As a shareholder, you own a part of company, which entitles you to a potential profit on your investment. Calculation of Return on Investment (ROI) is the basic part to be understood therefor the definition can be rewritten to suit the situation relying upon what you add as returns and costs.
Let’s take an example:
A marketer takes the comparison of two products by dividing the gross financial gain that each product has made by its respective marketing expenses. On the other hand, a financial analyst would compare the same two products in an entirely different ROI calculation which can go by dividing the net income of an investment by the total worth of all resources that have been applied in the making and selling of the product.
In a broader term, ROI is:
“The profitability measure that estimates the performance of a business by dividing the net profit by net worth”
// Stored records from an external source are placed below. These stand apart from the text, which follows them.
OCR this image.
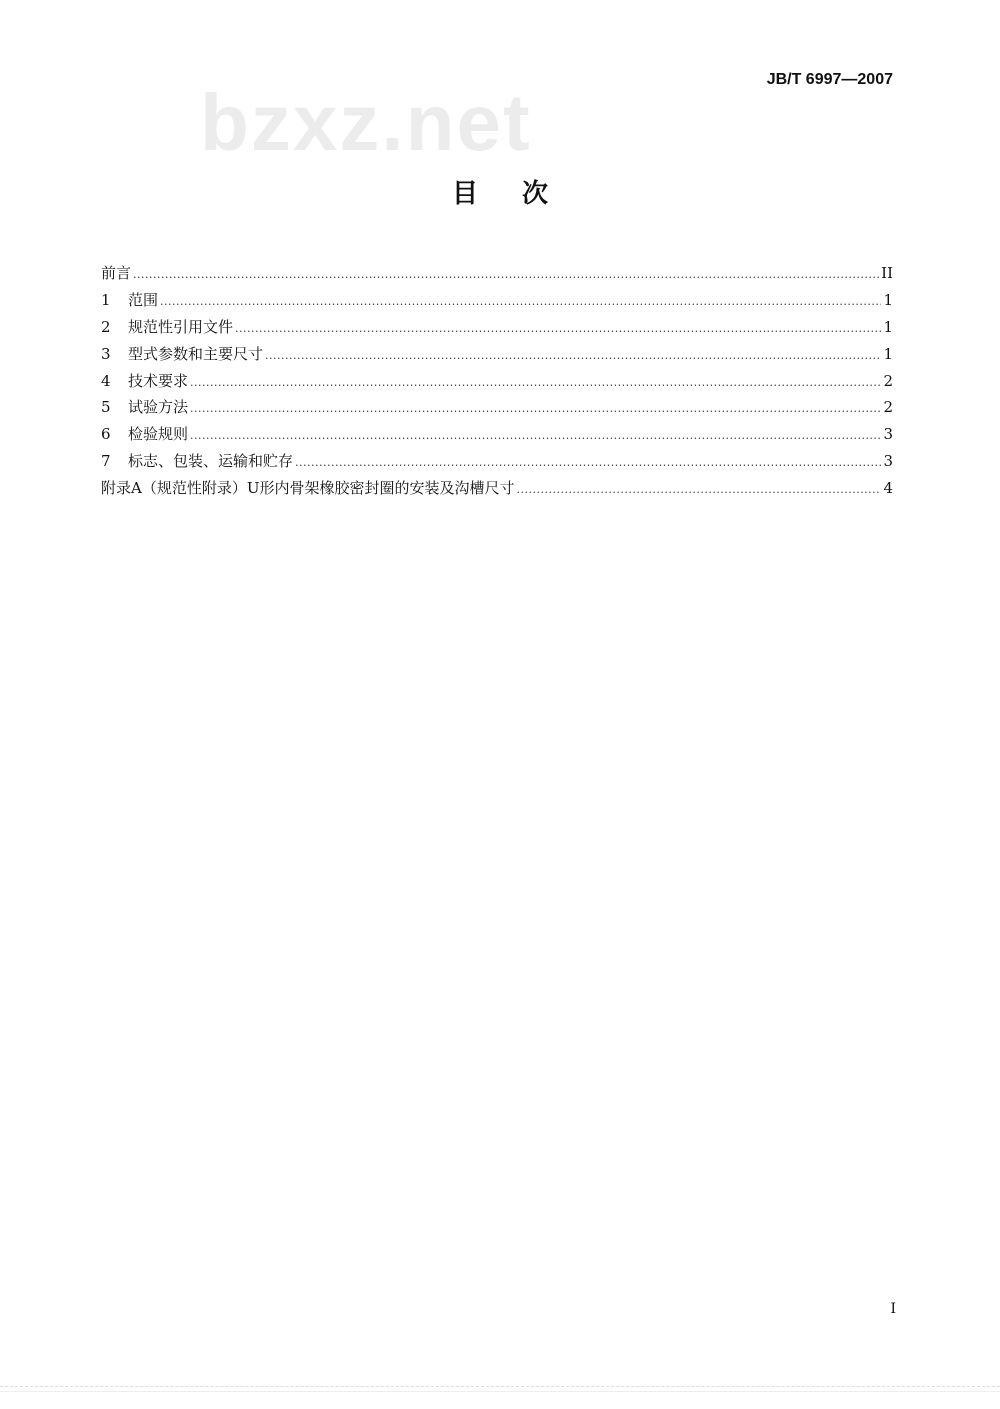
bzxz.net	JB/T 6997—2007
目 次
前言 .....	II
1	范围 .....	1
2	规范性引用文件 .....	1
3	型式参数和主要尺寸 .....	1
4	技术要求 .....	2
5	试验方法 .....	2
6	检验规则 .....	3
7	标志、包装、运输和贮存 .....	3
附录A（规范性附录）U形内骨架橡胶密封圈的安装及沟槽尺寸 .....	4
I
Making a return on your investment is subjected to on how well the company does - evaluated by its stock performance - and if the company pays a dividend. Capital appreciation (the stock price rising in value), and dividends are the two ways you can earn a return as a shareholder.
- Capital Appreciation
Capital appreciation is:
“Certain rise in the value of an asset based on the rise in the market price”
Buy a stock, and when the price escalates, sell the stock for a profit, or hold onto it and hope that it rises even further over an extended period of time. The amount you make on the stock when you sell it is your "capital gain" for tax purposes. You can calculate your percentage ROI by taking the sale price and subtracting the purchase price out of it. You can now divide that total by the purchase price, and then multiply the amount you receive by 100. What you are getting now is the percentage return on investment. If the stock price drops, you can sell or hold onto the investment and that’s your choice. But you will face a capital loss and a negative ROI.
“A portion of the company’s earnings distributed amongst its class of shareholders decided upon by the directors.”
Companies distribute a dividend in the form of a quarterly payment paid to shareholders for each share they own. This provides the investors a stream of income. In order to receive the dividend, you must have the shares of the company before the ex-dividend status, (The date at which the person has been confirmed by the company to receive the dividend payment). If you own 100 shares, and the company pays a Rs.10 dividend, you will receive Rs.1000 annually in dividend income.